第46話

「――『水爆球ウォーターブラスト』!」


 さっきまでは『アイシクル・レイン』である程度は倒すことが出来ていたのだが、それは全体を倒しているだけで先頭の辺りの数はほとんど変わらず、街への進行許している状況だった。

 このままではまずいと思ったレンは、魔物の先頭から大きな水の球を作り出す魔法で足止めをしていた。


 この魔法は当たると水の球が弾ける魔法で、殺傷能力こそ低いものの大量の水が溢れ出すので足止めとしては有用だった。


 だが、このままでは埒が明かない上に、先程よりも倒せる数は圧倒的に減っていた。

 数でいれば、さっきまでは1回で10体前後倒していたが、今ではほとんど倒せていない。

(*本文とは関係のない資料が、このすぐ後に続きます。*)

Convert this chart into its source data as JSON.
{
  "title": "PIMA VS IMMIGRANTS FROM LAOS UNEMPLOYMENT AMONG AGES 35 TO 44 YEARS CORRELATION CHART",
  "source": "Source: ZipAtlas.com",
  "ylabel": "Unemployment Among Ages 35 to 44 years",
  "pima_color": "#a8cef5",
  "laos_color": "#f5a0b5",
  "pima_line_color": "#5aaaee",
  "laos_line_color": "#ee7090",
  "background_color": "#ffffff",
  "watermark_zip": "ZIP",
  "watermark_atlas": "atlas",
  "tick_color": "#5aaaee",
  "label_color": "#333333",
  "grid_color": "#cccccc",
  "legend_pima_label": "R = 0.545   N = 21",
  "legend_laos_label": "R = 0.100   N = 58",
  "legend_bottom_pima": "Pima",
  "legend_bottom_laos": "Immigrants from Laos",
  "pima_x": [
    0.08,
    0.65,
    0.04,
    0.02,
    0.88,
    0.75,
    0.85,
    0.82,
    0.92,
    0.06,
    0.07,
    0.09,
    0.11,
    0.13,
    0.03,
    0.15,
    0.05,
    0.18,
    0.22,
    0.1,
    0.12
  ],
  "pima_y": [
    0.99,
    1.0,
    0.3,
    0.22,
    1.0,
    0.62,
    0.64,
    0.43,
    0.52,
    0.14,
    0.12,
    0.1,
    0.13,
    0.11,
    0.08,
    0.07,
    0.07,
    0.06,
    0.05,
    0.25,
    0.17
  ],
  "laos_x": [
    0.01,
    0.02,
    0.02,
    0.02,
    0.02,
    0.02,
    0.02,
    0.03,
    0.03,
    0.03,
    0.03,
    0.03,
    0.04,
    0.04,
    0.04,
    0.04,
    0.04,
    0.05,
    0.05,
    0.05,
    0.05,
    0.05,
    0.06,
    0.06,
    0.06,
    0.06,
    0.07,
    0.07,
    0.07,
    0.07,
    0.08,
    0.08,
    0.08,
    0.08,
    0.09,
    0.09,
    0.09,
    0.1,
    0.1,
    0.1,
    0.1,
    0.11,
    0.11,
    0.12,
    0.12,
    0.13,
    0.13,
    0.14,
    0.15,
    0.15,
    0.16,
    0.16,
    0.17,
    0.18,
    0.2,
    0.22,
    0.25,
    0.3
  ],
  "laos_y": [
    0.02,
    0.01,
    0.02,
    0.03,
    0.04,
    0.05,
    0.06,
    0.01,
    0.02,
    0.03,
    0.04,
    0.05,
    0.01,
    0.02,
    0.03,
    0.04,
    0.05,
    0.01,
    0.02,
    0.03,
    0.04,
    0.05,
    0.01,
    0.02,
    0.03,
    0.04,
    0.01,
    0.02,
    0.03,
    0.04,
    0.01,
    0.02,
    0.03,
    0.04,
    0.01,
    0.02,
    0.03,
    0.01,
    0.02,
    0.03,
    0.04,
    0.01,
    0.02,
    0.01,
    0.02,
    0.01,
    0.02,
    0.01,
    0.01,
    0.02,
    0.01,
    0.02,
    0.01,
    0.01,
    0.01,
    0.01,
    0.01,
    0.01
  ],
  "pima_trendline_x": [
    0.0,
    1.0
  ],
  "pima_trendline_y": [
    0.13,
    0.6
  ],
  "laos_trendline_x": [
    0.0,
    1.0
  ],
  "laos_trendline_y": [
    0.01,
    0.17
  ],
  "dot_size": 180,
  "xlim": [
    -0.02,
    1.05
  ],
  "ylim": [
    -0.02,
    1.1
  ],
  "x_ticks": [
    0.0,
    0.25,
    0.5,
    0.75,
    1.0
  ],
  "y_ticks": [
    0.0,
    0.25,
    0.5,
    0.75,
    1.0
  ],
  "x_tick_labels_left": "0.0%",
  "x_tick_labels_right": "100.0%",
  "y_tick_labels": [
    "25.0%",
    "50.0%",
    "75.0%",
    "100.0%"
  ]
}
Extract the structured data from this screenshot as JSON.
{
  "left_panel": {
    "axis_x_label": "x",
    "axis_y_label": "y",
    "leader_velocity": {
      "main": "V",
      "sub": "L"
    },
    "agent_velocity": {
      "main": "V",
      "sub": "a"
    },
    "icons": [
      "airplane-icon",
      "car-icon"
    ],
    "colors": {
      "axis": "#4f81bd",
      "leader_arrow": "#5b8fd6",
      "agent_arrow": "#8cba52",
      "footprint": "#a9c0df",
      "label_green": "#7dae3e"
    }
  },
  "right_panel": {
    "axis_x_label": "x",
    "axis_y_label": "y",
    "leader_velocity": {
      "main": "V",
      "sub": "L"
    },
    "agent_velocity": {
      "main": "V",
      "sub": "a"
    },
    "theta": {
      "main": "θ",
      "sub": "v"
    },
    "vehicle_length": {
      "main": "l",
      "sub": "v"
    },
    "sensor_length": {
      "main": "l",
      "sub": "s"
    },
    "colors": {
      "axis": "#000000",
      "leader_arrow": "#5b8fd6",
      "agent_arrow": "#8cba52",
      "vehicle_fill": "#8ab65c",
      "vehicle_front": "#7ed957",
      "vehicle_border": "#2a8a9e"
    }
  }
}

 さらに、『アイシクル・レイン』よりも魔力消費が激しく、周囲に被害が『アイシクル・レイン』よりも大きいが、この際周囲へ影響はほぼ度外視している。

 さすがに森を燃やすような、火魔法は使えないが。


 しかも、だんだんと周囲は明るくなってきており、この魔物の大軍が街から観測される可能性が高くなってきていた。


(腕され使えれば……っ!)


 今現在、レンの腕はほとんど動かず、少し動かすだけでも痛みが走る状況だ。


 レンはいつも、魔法を使う時は腕を前に出すことで、腕が補助的な役割を担っていた。

 腕が使えれば、魔法の精度が上がるので一気に殲滅が出来ると思うのだが、今は使えないので大雑把にやるしかない。


「『水爆球ウォーターブラスト』!」

(街まで、あと半分くらいか……)


 そう、後ろに下がりつつ魔法を放っていたら、いつの間にかゴーレムの場所から街まで、およそ半分の所まで下がっていたのだ。


(……このままじゃジリ貧だ、どうしよう)


 考えるものの、何も思いつかない。


 そうこうしているうちに、魔物たちの動きがおかしくなり始めた。

 魔物たちが突如として立ち止まり、ギャーギャー騒ぎ始めた。


(なんだ……?)


 前にいる魔物が騒ぐと、後ろの方の魔物が返すように騒ぎ始める。

 まるで、何かを送っているような。


 これは、ただの魔物の群れじゃない。

 これは、魔物のだ。


 レンはそう直感し、嫌な予感に背筋を強ばらせた。


 そして……魔物の群れは突如、目の前にいるレンを完全に無視して、街へと走り出した。


「……なっ!?」

(まずいまずいまずい……っ!)


 魔物の群れは、木々をなぎ倒してどんどんと進んでいく。

 レンははっとして、木の枝を足場に先頭集団に追いすがる。


「……追いつけないっ!『氷壁アイスウォール』」


 先頭よりも少し前に『氷壁アイスウォール』を設置して足止めを図る。

 だが、先頭の魔物がぶつかった上に、さらに別の魔物が突撃し、氷の壁を破壊した。

 それによって、一番下にいた魔物は死んでいるか瀕死になっているが、予想以上に短時間で突破されてしまった。


「っ!『氷壁アイスウォール』!『氷壁アイスウォール』!」


 さらに奥に壁を2つ設置するものの、直ぐに突破される。


「……やばいっ!もうすぐ街に着くっ!」


 魔物の行動スピードは速く、もう既に4分の3は進んでいた。


「『魔眼、石化』!」


 レンは、先頭の魔物を石にすればなんとか足止め出来るのではないか、と思い魔眼を使って何体かを石にする。

 だがそれは1秒ももたず、すぐに後続の魔物がその石を壊して進んでいった。